March 24, 2011

Where is the Double Jeopardy outrage?

Hours before dissolving itself, the Scottish Parliament passed the Double Jeopardy (Scotland) Bill and the bill is currently awaiting royal assent. The Scotsman summarises the bill as allowing "exemptions to the centuries-old principle that no-one should be tried twice for the same crime." I am shocked that not only has there been no form of public outrage, there seems to be support for it. The Daily Record notes that Scots Law has provided protection against double jeopardy for over 800 years but they then go on to support getting rid of that protection saying how great it will be to retry some people 30 years later. Even the Law Society of Scotland supports the bill.

West's Encyclopedia of American Law lists five principles which underpin double jeopardy:
  • preventing the government from employing its superior resources to wear down and erroneously convict innocent persons;
  • protecting individuals from the financial, emotional, and social consequences of successive prosecutions;
  • preserving the finality and integrity of criminal proceedings, which would be compromised were the state allowed to arbitrarily ignore unsatisfactory outcomes;
  • restricting prosecutorial discretion over the charging process; and
  • eliminating judicial discretion to impose cumulative punishments not authorized by the legislature
A government's ability to require anyone to answer to the court and to submit to its judgement is one of its greatest powers. Without protection against double jeopardy, this power would go largely unchecked. This power is entirely one sided. The state would have the power to decide how often to charge an individual and could do so until it received the verdict it wants. The individual has no choice. He must continue to defend himself until he loses. The individual will never win and the state will never lose.

The judicial system is based on finality. Once the court has decided a matter of fact, it is not reconsidered, res judicata.
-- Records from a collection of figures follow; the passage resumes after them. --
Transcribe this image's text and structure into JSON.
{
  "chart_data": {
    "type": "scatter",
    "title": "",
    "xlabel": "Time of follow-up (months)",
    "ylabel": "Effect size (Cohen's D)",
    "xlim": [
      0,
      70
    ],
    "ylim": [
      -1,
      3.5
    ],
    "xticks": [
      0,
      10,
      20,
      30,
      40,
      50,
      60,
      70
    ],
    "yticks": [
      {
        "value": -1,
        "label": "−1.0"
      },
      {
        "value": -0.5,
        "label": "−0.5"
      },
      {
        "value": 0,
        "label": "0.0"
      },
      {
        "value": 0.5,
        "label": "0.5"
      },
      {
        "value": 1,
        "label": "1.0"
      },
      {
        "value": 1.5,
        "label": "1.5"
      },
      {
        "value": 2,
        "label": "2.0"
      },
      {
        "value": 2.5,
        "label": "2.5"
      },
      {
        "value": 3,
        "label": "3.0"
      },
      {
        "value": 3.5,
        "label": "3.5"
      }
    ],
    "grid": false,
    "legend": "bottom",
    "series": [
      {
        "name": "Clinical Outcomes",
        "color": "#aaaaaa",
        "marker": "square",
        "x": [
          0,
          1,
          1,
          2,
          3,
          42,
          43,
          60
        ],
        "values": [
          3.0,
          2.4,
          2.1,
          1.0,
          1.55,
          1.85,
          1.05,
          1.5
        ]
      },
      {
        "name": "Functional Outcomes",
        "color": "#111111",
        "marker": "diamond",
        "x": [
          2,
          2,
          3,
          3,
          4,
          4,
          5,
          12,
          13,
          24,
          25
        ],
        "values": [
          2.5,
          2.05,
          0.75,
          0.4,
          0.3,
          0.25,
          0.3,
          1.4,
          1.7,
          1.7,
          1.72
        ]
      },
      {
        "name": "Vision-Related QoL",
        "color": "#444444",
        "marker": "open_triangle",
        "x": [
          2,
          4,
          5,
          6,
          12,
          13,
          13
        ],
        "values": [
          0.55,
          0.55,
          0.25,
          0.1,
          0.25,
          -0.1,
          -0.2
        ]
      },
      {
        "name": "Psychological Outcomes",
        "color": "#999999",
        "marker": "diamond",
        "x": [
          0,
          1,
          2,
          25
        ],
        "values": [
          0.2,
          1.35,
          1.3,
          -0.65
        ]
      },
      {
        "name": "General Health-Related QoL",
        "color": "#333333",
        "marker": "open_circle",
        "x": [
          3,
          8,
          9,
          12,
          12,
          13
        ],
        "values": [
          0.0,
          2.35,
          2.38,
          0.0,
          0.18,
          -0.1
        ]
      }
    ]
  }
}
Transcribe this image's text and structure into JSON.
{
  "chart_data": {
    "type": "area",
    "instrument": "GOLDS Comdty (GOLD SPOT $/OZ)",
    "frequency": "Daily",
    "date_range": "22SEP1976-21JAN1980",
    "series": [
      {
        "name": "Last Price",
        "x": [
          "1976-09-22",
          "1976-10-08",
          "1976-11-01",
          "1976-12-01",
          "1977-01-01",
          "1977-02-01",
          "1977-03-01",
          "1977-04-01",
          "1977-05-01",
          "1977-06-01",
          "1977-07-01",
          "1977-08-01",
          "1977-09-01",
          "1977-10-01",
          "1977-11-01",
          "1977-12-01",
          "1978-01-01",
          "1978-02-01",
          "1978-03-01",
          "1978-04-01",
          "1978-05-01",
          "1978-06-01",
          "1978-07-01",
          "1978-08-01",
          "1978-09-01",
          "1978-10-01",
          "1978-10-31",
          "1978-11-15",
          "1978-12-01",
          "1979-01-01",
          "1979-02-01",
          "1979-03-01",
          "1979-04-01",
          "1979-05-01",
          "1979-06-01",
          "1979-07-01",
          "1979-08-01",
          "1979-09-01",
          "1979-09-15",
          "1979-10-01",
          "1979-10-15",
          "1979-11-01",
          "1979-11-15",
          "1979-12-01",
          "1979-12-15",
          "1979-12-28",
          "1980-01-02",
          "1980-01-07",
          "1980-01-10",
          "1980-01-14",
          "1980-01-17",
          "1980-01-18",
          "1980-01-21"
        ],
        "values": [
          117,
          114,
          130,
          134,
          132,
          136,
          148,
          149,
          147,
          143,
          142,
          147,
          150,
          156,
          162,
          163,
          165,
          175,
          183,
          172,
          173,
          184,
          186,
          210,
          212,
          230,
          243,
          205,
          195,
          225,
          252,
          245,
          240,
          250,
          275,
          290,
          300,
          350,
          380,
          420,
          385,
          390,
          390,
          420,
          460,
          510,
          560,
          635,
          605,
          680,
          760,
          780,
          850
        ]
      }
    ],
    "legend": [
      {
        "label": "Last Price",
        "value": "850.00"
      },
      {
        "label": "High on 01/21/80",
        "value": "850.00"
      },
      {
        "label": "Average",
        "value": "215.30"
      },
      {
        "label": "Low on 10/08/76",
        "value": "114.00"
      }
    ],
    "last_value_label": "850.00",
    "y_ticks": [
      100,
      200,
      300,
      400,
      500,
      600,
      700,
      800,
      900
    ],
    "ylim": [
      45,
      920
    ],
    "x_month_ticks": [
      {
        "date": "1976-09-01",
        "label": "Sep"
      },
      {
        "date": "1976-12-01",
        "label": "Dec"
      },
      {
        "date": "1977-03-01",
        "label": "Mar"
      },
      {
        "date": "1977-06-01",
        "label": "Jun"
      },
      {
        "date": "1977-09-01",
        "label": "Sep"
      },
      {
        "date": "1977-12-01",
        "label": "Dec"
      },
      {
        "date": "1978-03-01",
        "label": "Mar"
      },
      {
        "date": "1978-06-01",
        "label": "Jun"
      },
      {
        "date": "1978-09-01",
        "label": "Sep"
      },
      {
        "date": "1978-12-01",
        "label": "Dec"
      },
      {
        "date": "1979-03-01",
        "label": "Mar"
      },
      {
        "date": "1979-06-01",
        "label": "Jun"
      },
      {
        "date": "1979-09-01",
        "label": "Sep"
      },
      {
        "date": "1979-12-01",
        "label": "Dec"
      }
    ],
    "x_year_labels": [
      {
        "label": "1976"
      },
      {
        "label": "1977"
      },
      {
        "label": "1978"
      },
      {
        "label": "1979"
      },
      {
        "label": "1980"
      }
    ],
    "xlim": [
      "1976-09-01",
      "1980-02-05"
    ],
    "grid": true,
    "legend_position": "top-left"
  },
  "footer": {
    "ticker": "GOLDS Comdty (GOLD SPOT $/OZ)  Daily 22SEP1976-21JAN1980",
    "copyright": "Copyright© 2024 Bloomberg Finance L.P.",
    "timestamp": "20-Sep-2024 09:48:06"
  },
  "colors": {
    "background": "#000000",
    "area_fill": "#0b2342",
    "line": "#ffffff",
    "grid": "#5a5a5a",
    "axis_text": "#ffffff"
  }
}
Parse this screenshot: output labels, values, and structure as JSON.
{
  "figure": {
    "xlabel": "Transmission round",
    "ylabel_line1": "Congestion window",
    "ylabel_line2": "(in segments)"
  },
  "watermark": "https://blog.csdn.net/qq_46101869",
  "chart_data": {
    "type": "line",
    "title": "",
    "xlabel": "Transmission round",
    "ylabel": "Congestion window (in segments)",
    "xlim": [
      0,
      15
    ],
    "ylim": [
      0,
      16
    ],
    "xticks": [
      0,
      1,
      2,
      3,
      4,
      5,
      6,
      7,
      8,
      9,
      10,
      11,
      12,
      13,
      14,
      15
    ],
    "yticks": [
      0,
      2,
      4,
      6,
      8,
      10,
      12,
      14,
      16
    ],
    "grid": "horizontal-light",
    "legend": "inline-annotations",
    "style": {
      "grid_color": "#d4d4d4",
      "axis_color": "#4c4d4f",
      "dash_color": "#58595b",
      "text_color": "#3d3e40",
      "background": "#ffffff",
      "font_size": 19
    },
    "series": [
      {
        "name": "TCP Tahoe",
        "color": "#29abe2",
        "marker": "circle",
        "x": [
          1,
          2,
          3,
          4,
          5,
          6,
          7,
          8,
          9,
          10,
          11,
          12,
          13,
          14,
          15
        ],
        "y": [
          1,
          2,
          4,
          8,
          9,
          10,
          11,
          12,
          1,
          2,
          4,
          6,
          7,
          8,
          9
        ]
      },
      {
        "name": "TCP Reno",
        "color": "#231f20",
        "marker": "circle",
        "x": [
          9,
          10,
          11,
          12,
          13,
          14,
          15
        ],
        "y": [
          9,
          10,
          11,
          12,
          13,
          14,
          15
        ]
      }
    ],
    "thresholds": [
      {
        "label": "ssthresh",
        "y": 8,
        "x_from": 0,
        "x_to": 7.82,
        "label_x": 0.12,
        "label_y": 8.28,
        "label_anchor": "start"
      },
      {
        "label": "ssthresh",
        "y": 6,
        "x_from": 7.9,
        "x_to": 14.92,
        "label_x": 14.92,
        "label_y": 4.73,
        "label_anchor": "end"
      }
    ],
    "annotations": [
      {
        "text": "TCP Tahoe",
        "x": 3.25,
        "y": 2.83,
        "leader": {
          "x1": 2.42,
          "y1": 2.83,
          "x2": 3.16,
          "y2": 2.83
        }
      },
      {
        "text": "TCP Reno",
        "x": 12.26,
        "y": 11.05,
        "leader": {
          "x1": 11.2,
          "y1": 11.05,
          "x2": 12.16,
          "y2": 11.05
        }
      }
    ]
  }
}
The integrity of the judiciary demands this.

Prosecutors have the responsible to use their powers with great care and only after consideration. Ei incumbit probatio qui dicit, non qui negat, the burden of proof rests on who asserts, not on who denies. It is the responsibility of the prosecutors to decide when the evident is great enough that the State will bring charges against an individual. By prohibiting double jeopardy, the prosecutor makes sure his case is sound and is forced to not make premature accusations. Without this, the quality of the judiciary will suffer. Knowing that you could possible have a second chance at trying someone completely changes the dynamics surrounding criminal procession.

What makes the Double Jeopardy (Scotland) Bill worse is that it applies ex post facto. This is coupled with a vague general "new evidence" exception so that anyone acquitted of a crime in Scotland ever now faces the uncertainty of their acquittal and faces the worrying prospects of a second trial.

One of the hallmarks of an advanced civilization is a fair and just legal system. These recent developments cause me to question if Scotland has this.

I have supported the SNP in the past on this blog, but this is clearly a huge error of judgement on their behalf.